We believe that manufacturers with high product added value and comprehensive gross profit margins are less affected; Industries with harsh competitive environments will be greatly impacted, making business operations more difficult. Taking into account the development status of the industry, the high or low gross profit margin of the company, the industry status, and the competitive environment, we believe that listed companies in certain sub industries of construction machinery and CNC machine tool industry can still be areas that investors need to focus on.
Risk statement
Macro tightening risk. The Central Economic Work Conference, which concluded on December 5, 2007, revealed important information that the "prudent monetary policy" that had been implemented for ten years would be adjusted to a "tight monetary policy". Although the impact of regulation has not yet appeared, this does not rule out the possibility of future occurrence.

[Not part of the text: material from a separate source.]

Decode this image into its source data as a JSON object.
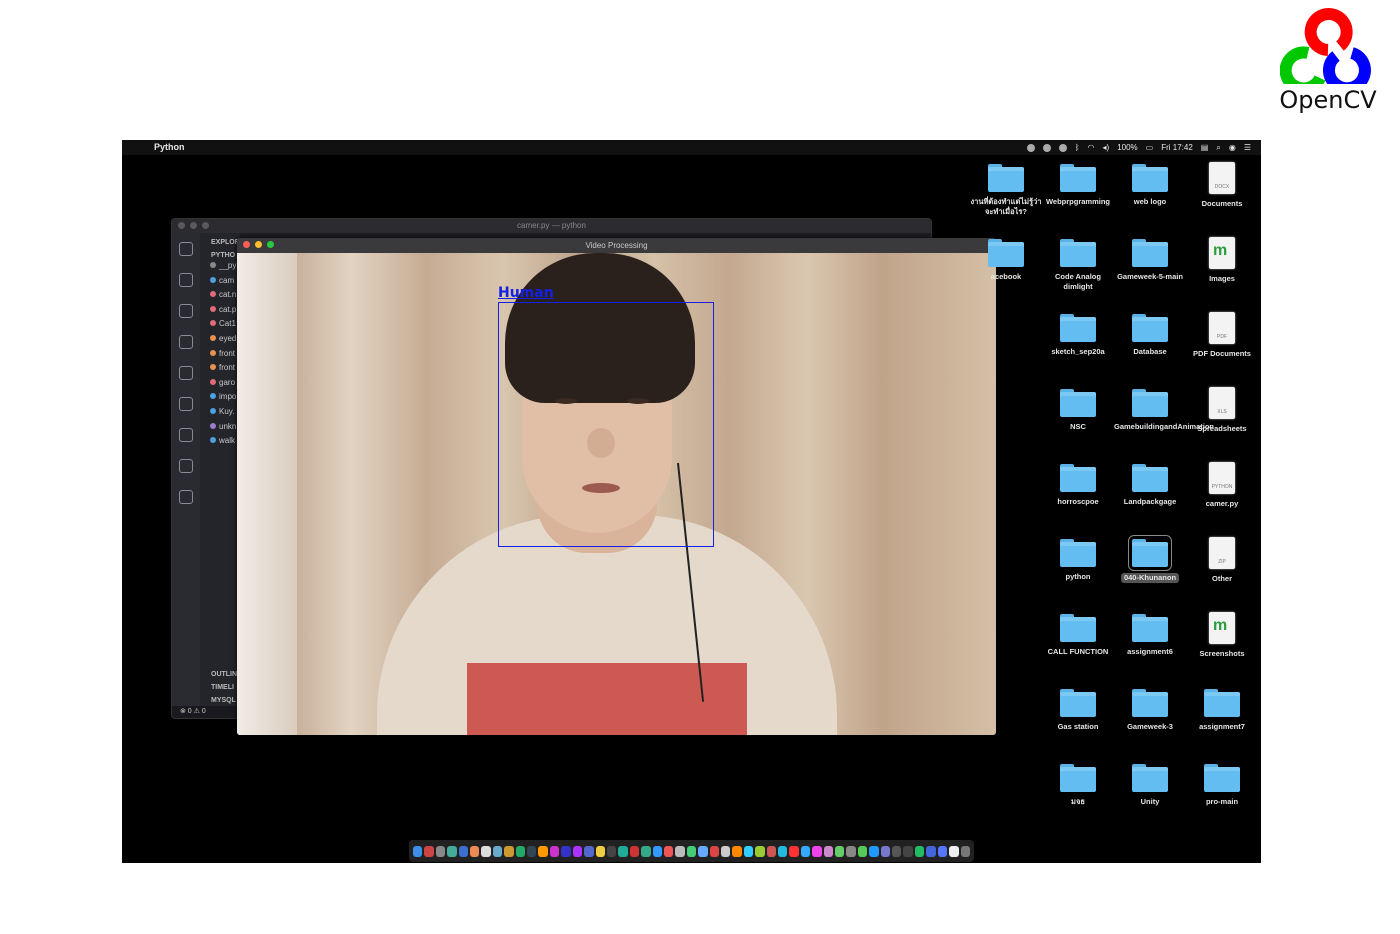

The sustained appreciation of the Renminbi. In recent years, domestic companies have increased their efforts to explore overseas markets, and export revenue has become an important source of profit for some companies. The cost-effectiveness advantage is the biggest advantage of China's machinery industry exports, but once the RMB continues to depreciate, it will inevitably squeeze the profit margins of export enterprises.
The cost of raw materials continues to rise. The rise in raw material prices, represented by steel, will undoubtedly cause an increase in industry costs. Due to the time difference between ordering and shipping, an increase in steel prices will result in a decrease in profits for machinery companies. Moreover, some sub industries have overcapacity, making it difficult to raise product prices accordingly. This has a significant impact on sub industries with a high proportion of raw material costs and strong competition, such as shipbuilding and mechanical parts industries.
Some sub industries have overcapacity. The investment in the machinery industry has a certain periodicity. Due to the rapid market growth in previous years, the loader and forklift industries have attracted a large amount of investment. Currently, there is a relative overcapacity, and if there are downstream fluctuations, it will cause a decline in the industry's prosperity. The entry threshold for sub industries such as ordinary machine tools and mechanical components is relatively low, and market competition is relatively sufficient. When demand decreases, existing production capacity will also be relatively surplus.